Senator of the Federal Republic of Nigeria
- In office May 2011 – May 2019
- Preceded by: Ikechukwu Obiorah
- Succeeded by: Ifeanyi Ubah
- Constituency: Anambra South Senatorial District

Personal details
- Born: Emmanuel Nnamdi Uba 14 December 1958 (age 67) Enugu, Eastern Region, British Nigeria (now Enugu, Enugu State, Nigeria)
- Party: All Progressives Congress (APC)

= Andy Uba =

Nigerian politician (born 1958)

Emmanuel Nnamdi Uba (born 1958) is a Nigerian politician who served as Senator for the Anambra South Senatorial District of Anambra State from 2011 to 2019. Uba also won the 2007 Anambra State gubernatorial election on the platform of the People's Democratic Party but was declared unduly elected by the Supreme Court of Nigeria a month later. He defected to the ruling All Progressives Congress in February 2017; the leadership crises engulfing the former ruling party PDP may have motivated his decision.

==Early career==

Uba was born in 1958 in Enugu, and attended the Boys High School in Awkunanaw. His parents originated from Uga in the Aguata LGA of Anambra State.

Following the 1999 elections, he returned to Nigeria and was appointed Special Assistant on Special Duties and Domestic Affairs to President Olusegun Obasanjo.
In a September 2003 visit by Obasanjo to the United States, Uba was described as the President's right-hand man, and also the gatekeeper for people who wished to talk to the President.

==Elected politician==

In 2007, Uba contested in the PDP primaries for the Anambra State governorship election, and was elected in the 14 April 2007 elections.
However, the former governor Peter Obi challenged the election, saying that because the courts had only accepted that Obi had won the April 2003 elections on 15 March 2006, he still had three more years of his four-year term to serve.
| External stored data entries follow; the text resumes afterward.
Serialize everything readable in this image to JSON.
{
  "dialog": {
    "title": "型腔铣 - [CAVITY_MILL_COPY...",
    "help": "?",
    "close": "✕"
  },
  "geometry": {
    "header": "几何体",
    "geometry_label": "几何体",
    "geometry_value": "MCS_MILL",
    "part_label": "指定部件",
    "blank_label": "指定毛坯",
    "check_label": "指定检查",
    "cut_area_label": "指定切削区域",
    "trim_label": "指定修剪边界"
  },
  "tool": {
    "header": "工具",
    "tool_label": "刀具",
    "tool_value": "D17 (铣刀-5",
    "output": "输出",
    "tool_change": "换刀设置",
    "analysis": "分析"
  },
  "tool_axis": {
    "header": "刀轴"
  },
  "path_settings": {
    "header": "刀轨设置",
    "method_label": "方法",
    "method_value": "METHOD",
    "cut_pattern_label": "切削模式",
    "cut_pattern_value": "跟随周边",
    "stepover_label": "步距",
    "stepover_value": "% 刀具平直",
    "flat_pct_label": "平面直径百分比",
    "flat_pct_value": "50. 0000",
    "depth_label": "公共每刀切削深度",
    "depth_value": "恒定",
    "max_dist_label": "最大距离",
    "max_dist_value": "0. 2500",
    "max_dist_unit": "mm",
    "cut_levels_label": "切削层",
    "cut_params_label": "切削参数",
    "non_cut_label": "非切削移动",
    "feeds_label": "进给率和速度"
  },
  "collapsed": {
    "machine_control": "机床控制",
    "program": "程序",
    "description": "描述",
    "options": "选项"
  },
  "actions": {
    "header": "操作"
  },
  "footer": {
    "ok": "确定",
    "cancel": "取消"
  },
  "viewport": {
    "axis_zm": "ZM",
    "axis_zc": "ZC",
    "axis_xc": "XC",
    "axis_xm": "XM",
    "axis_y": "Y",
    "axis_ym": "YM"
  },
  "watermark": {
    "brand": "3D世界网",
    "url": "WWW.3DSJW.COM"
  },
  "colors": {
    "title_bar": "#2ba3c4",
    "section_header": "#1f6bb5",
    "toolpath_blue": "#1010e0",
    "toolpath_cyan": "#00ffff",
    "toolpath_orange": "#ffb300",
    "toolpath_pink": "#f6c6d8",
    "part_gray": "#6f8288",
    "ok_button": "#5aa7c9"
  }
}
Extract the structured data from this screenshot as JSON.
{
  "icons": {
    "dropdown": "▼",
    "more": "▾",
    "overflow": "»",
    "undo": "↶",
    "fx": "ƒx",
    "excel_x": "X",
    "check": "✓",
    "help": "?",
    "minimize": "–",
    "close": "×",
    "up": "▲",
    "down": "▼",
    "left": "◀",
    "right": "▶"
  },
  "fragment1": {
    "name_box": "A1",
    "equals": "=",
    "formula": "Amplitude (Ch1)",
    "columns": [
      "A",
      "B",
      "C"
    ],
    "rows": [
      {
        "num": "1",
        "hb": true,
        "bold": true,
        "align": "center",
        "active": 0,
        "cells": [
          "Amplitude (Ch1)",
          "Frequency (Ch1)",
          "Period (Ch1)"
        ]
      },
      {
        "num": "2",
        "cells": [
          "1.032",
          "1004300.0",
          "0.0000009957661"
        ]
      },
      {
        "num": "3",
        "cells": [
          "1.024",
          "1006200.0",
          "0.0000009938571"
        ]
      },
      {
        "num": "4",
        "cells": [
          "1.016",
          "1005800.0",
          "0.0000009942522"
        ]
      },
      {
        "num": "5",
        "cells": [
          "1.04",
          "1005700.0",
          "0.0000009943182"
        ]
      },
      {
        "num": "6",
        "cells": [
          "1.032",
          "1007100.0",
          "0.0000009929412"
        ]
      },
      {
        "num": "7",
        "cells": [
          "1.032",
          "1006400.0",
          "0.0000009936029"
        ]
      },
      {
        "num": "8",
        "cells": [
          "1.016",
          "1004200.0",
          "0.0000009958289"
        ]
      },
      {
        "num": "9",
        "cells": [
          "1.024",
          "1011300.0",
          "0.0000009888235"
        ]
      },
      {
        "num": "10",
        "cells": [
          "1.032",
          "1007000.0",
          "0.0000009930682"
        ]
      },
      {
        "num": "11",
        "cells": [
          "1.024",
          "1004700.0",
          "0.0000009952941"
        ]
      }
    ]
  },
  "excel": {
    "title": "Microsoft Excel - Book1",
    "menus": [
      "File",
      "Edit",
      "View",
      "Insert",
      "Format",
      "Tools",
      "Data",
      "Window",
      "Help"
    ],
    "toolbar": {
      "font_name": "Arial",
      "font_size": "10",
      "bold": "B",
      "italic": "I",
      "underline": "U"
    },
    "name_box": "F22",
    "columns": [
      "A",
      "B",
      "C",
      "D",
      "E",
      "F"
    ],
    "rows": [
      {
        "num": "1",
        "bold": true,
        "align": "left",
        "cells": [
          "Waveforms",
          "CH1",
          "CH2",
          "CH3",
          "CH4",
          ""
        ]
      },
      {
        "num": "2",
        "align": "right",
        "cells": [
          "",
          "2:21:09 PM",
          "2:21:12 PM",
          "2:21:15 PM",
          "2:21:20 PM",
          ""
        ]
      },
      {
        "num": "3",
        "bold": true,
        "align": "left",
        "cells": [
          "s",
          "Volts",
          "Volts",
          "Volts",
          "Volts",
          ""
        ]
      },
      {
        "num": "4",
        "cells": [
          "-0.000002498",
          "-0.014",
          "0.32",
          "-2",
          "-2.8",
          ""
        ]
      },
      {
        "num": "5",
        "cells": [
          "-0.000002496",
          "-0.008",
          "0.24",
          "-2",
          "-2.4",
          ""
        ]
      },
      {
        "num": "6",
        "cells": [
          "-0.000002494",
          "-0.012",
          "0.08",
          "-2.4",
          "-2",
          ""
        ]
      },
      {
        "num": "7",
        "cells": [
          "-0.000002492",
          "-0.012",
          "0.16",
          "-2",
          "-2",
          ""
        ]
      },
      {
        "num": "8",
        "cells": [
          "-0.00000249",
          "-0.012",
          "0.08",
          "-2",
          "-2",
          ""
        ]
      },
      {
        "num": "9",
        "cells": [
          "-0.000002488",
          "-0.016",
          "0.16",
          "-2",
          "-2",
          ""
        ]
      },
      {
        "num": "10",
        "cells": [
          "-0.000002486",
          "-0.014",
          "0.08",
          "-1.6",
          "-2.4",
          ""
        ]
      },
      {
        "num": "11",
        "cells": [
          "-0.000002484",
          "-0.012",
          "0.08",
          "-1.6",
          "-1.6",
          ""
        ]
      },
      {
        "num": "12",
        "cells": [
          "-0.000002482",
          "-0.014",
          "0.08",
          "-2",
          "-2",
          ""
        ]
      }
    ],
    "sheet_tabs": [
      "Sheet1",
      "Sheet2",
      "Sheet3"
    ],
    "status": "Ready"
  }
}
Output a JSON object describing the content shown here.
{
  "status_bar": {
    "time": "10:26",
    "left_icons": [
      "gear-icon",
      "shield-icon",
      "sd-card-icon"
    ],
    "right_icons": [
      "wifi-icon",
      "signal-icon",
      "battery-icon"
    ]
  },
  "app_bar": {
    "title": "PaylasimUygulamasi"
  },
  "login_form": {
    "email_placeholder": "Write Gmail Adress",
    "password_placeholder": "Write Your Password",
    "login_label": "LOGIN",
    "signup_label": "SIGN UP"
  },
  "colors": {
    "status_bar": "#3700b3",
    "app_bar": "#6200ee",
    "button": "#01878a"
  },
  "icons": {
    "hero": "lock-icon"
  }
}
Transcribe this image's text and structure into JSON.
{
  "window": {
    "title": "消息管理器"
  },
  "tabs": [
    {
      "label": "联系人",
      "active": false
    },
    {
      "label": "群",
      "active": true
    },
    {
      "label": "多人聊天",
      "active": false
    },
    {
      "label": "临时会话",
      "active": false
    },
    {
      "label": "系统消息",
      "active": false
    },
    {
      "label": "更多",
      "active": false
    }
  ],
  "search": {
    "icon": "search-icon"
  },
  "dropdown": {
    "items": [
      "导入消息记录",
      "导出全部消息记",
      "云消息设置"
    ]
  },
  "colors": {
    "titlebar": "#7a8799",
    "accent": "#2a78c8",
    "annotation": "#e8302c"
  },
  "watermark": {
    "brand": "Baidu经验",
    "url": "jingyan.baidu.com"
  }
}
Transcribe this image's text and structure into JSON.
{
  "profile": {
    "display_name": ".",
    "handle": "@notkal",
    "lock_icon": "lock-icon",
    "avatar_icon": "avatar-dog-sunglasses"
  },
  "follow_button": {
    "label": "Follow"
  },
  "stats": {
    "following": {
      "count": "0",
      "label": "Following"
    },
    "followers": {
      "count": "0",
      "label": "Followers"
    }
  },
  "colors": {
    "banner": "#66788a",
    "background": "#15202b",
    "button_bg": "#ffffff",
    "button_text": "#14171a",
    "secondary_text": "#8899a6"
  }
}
The courts accepted this argument and on 14 June 2007 nullified Andy Uba's election.
In November 2009 it was reported that Uba was planning to run for the delayed Anambra State gubernatorial elections in February 2010 on the Labour Party platform,
after the Labour party had invited him to make the move.
The party's leadership said they "believed that he will deliver on the ideals and objectives of the party".
Speaking about his decision to switch parties, on 31 December 2009 Uba said "Labour is my natural political home".

In the February 2010 Anambra State gubernatorial elections, Uba came in third.

===2011 Senate election===
Uba returned to the PDP and was nominated as PDP candidate for Anambra South Senatorial district in the April 2011 elections.
He won with 63,316 votes, ahead of Chukwmaeze Nzeribe of the All Progressives Grand Alliance (APGA) with 43,798 and the incumbent senator Ikechukwu Obiorah of the Accord party with 24,724.
Uba's election was challenged by Senator Obiora, the Accord candidate, who claimed that Uba had forged his West African School Certificate (WASC) and had not obtained any of the university degrees that he claimed.
The story of allegedly faked degrees dates back to a story written by two investigative reporters and published by The News in December 2006.
Reporters claim that both Concordia and California State University said that although Uba enrolled, he did not graduate from neither of the universities.

== Personal life ==
Emmanuel Nnamdi Uba is part of a political family, which includes other notable figures in Nigerian public life. He is known for maintaining a relatively private personal life while remaining active in political and community affairs.